Although I didn't see an improvement in runtime from the threaded Rust approach, generally speaking, my execution times were roughly similar to the original article for the best solutions.

$ time ./target/release/threaded_batched

real    0m29.480s
user    0m39.956s
sys     0m7.545s

My Own Approach

I have been having fun lately with SQL and my first thought when reading the article was to wonder how long a pure SQL solution would take. I have not yet had a chance to try out recursive common table expressions in SQLite so this seemed like a great time to learn something.

Using the requirements outlined in the original article:

The area column would hold six digits area code (any six digits would do, no validation). The age would be any of 5, 10, or 15. The active column is either 0 or 1.

begin transaction;

create table user
(
    id integer primary key,
    area char(6),
    age integer not null,
    active integer not null
);

insert into user(area, age, active)
    with recursive
      randomUser(area, age, active) as (

      values(printf('%.6d', substr(abs(random()), 1, 6)),
             case abs(random()) % 3
                 when 0 then 5
                 when 1 then 10
                 when 2 then 15
             end, 
             abs(random()) % 2) 

      union all

      select printf('%.6d', substr(abs(random()), 1, 6)),
             case abs(random()) % 3
                 when 0 then 5
                 when 1 then 10
                 when 2 then 15
             end,
             abs(random()) % 2 from randomUser)

    select * from randomUser limit 100000000;

commit;

I would characterize this as an interesting if slightly surprising use of a recursive CTE. Firstly, by defining the insert into using just area, age, and active SQLite will provide automatic IDs for the primary key. The values portion of the recursive CTE defines the initial case for the "table" with the following union all defining the subsequent values of the table. This is an interesting case because both are populated from the same expressions (basically calls to random with some munging).

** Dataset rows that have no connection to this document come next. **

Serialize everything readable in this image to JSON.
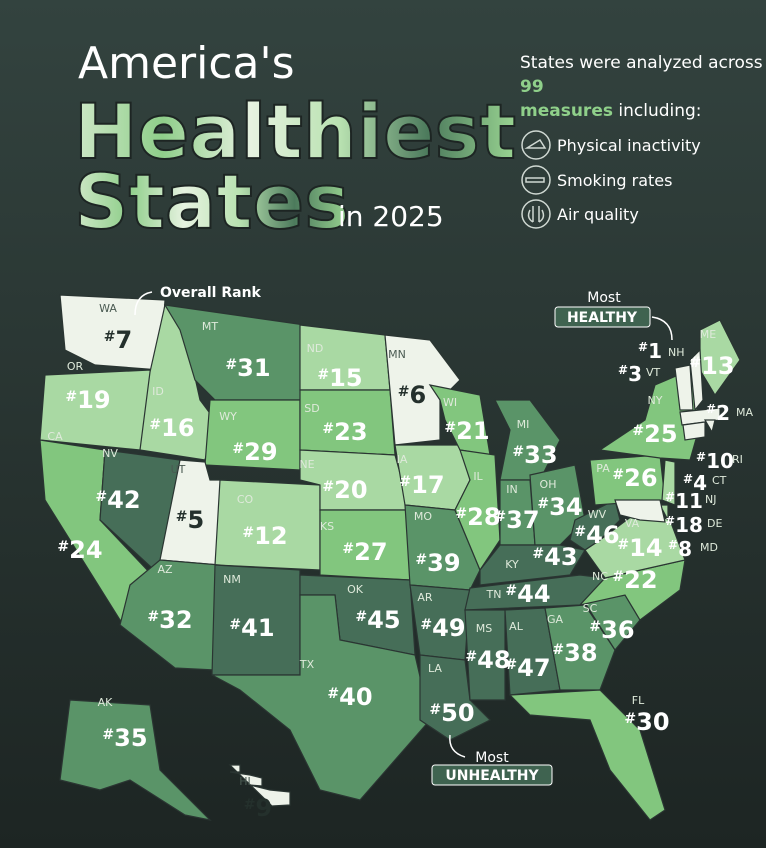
{
  "header": {
    "title_line1": "America's",
    "title_line2": "Healthiest",
    "title_line3": "States",
    "title_year": "in 2025"
  },
  "intro": {
    "prefix": "States were analyzed across",
    "measures_count": 99,
    "measures_word": "measures",
    "suffix": "including:",
    "measures": [
      "Physical inactivity",
      "Smoking rates",
      "Air quality"
    ]
  },
  "annotations": {
    "overall_rank": "Overall Rank",
    "most_top": "Most",
    "healthy": "HEALTHY",
    "most_bottom": "Most",
    "unhealthy": "UNHEALTHY"
  },
  "rank_prefix": "#",
  "states": [
    {
      "abbr": "WA",
      "rank": 7
    },
    {
      "abbr": "OR",
      "rank": 19
    },
    {
      "abbr": "CA",
      "rank": 24
    },
    {
      "abbr": "ID",
      "rank": 16
    },
    {
      "abbr": "NV",
      "rank": 42
    },
    {
      "abbr": "MT",
      "rank": 31
    },
    {
      "abbr": "WY",
      "rank": 29
    },
    {
      "abbr": "UT",
      "rank": 5
    },
    {
      "abbr": "CO",
      "rank": 12
    },
    {
      "abbr": "AZ",
      "rank": 32
    },
    {
      "abbr": "NM",
      "rank": 41
    },
    {
      "abbr": "ND",
      "rank": 15
    },
    {
      "abbr": "SD",
      "rank": 23
    },
    {
      "abbr": "NE",
      "rank": 20
    },
    {
      "abbr": "KS",
      "rank": 27
    },
    {
      "abbr": "OK",
      "rank": 45
    },
    {
      "abbr": "TX",
      "rank": 40
    },
    {
      "abbr": "MN",
      "rank": 6
    },
    {
      "abbr": "IA",
      "rank": 17
    },
    {
      "abbr": "MO",
      "rank": 39
    },
    {
      "abbr": "AR",
      "rank": 49
    },
    {
      "abbr": "LA",
      "rank": 50
    },
    {
      "abbr": "WI",
      "rank": 21
    },
    {
      "abbr": "IL",
      "rank": 28
    },
    {
      "abbr": "MI",
      "rank": 33
    },
    {
      "abbr": "IN",
      "rank": 37
    },
    {
      "abbr": "OH",
      "rank": 34
    },
    {
      "abbr": "KY",
      "rank": 43
    },
    {
      "abbr": "TN",
      "rank": 44
    },
    {
      "abbr": "MS",
      "rank": 48
    },
    {
      "abbr": "AL",
      "rank": 47
    },
    {
      "abbr": "GA",
      "rank": 38
    },
    {
      "abbr": "FL",
      "rank": 30
    },
    {
      "abbr": "SC",
      "rank": 36
    },
    {
      "abbr": "NC",
      "rank": 22
    },
    {
      "abbr": "VA",
      "rank": 14
    },
    {
      "abbr": "WV",
      "rank": 46
    },
    {
      "abbr": "PA",
      "rank": 26
    },
    {
      "abbr": "NY",
      "rank": 25
    },
    {
      "abbr": "ME",
      "rank": 13
    },
    {
      "abbr": "NH",
      "rank": 1
    },
    {
      "abbr": "VT",
      "rank": 3
    },
    {
      "abbr": "MA",
      "rank": 2
    },
    {
      "abbr": "RI",
      "rank": 10
    },
    {
      "abbr": "CT",
      "rank": 4
    },
    {
      "abbr": "NJ",
      "rank": 11
    },
    {
      "abbr": "DE",
      "rank": 18
    },
    {
      "abbr": "MD",
      "rank": 8
    },
    {
      "abbr": "AK",
      "rank": 35
    },
    {
      "abbr": "HI",
      "rank": 9
    }
  ]
}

Highlights of the data munging include:

using printf to zero-pad an at-most 6-digit positive number
using a case statement to cast a modulo operation into one of the three possible values for age

Timing

$ time sqlite3 benchmark.db < bulk-data.sql

real    1m54.957s
user    1m53.100s
sys     0m1.052s

Just like that a pretty naive pure-SQL approach would seem to beat out or at least be competitive with Python and PyPy. While it is still about 400% slower than the best Rust execution I think there is room to improve via the generate_series extension.

`generate_series`

begin transaction;

create table user
(
    id integer primary key,
    area char(6),
    age integer not null,
    active integer not null
);

insert into user(area, age, active)
select printf('%.6d', substr(abs(random()), 1, 6)),
       case abs(random()) % 3
           when 0 then 5
           when 1 then 10
           when 2 then 15
       end,
       abs(random()) % 2
  from generate_series
 limit 100000000;

commit;

I am really impressed with how clean this reads. I know that is personal preference, but where the recursive CTE is interesting, this is almost pleasingly uninteresting. It is also nearly twice as fast:

$ time sqlite3 benchmark.db < generate-series-data.sql

real    1m0.977s
user    0m58.965s
sys     0m1.137s

All told, I'm happy to find that ~9 lines of SQL is within 200% of optimized Rust; generate_series is very neat and a quality addition to the SQLite toolbox. Even ignoring the compilation times, I still think Rust seems like the wrong tool in this case. It looks like the Rust program requires 144 separate pacakges, which sounds like a nightmare for understanding the whole program or long-term maintenance. I think my time will be better spent learning more about SQL and SQLite before I bother with Rust.